Another test of autocorrelation that is designed to take account of the regression model is the Durbin-Watson test. It is used to test the hypothesis that there is no lag one autocorrelation in the residuals. If there is no autocorrelation, the Durbin-Watson distribution is symmetric around 2. Most computer packages will report the DW statistic automatically, and should also provide a p-value. A small p-value indicates there is significant autocorrelation remaining in the residuals. For the beer model, the Durbin-Watson test reveals some significant lag one autocorrelation.

R code
dwtest(fit, alt="two.sided")
# It is recommended that the two-sided test always be used
# to check for negative as well as positive autocorrelation
R output
    Durbin-Watson test
DW = 2.5951, p-value = 0.02764

Both the ACF plot and the Durbin-Watson test show that there is some autocorrelation remaining in the residuals. This means there is some information remaining in the residuals that can be exploited to obtain better forecasts. The forecasts from the current model are still unbiased, but will have larger prediction intervals than they need to. A better model in this case will be a dynamic-regression model which will be covered in Chapter 9.

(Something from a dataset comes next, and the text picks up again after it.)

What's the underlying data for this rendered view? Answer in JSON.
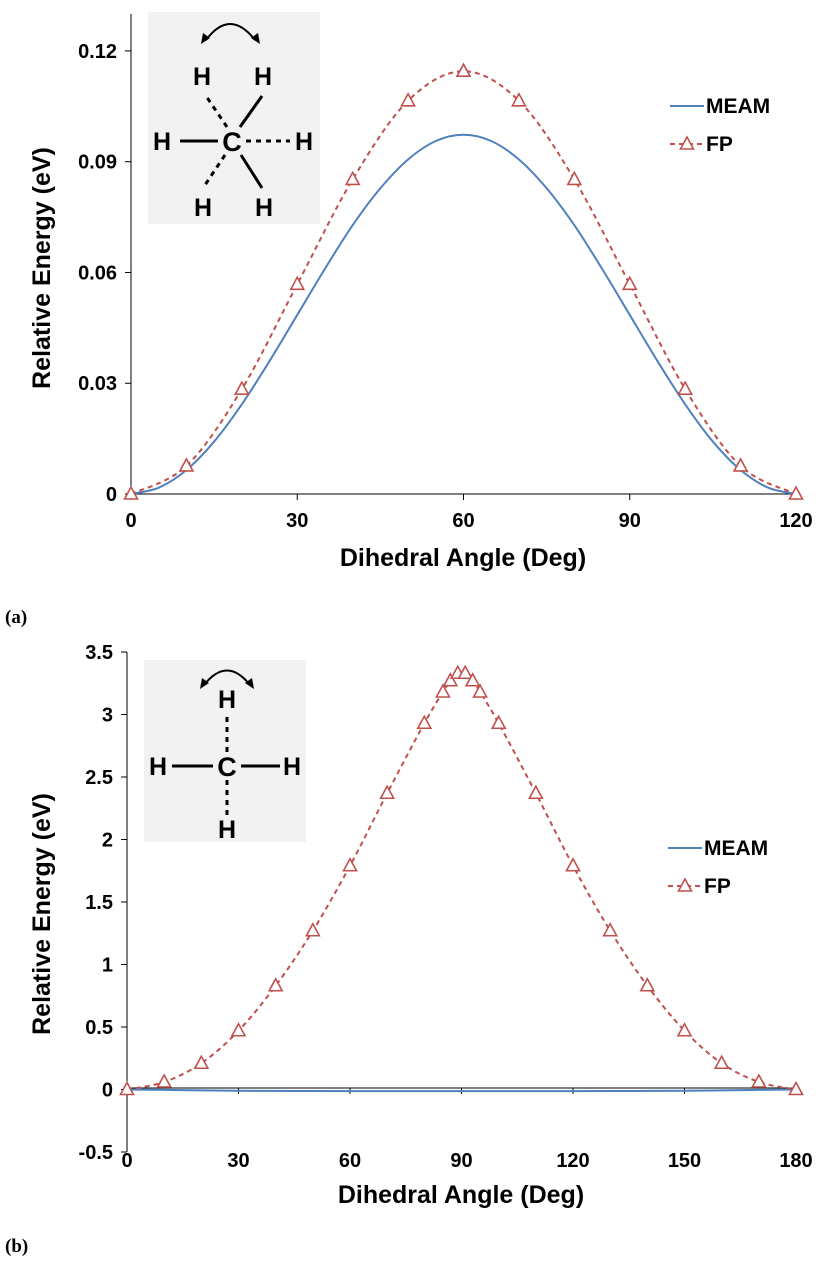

A third possible test is the Breusch-Godfrey test designed to look for significant higher-lag autocorrelations.

R code
# Test for autocorrelations up to lag 5.
bgtest(fit,5)

Histogram of residuals

Finally, it is a good idea to check if the residuals are normally distributed. As explained earlier, this is not essential for forecasting, but it does make the calculation of prediction intervals much easier.

Figure 5.11: Histogram of residuals from regression model for beer production.

R code
hist(res, breaks="FD", xlab="Residuals",
 main="Histogram of residuals", ylim=c(0,22))
x <- -50:50
lines(x, 560*dnorm(x,0,sd(res)),col=2)

In this case, the residuals seem to be slightly negatively skewed, although that is probably due to the outlier.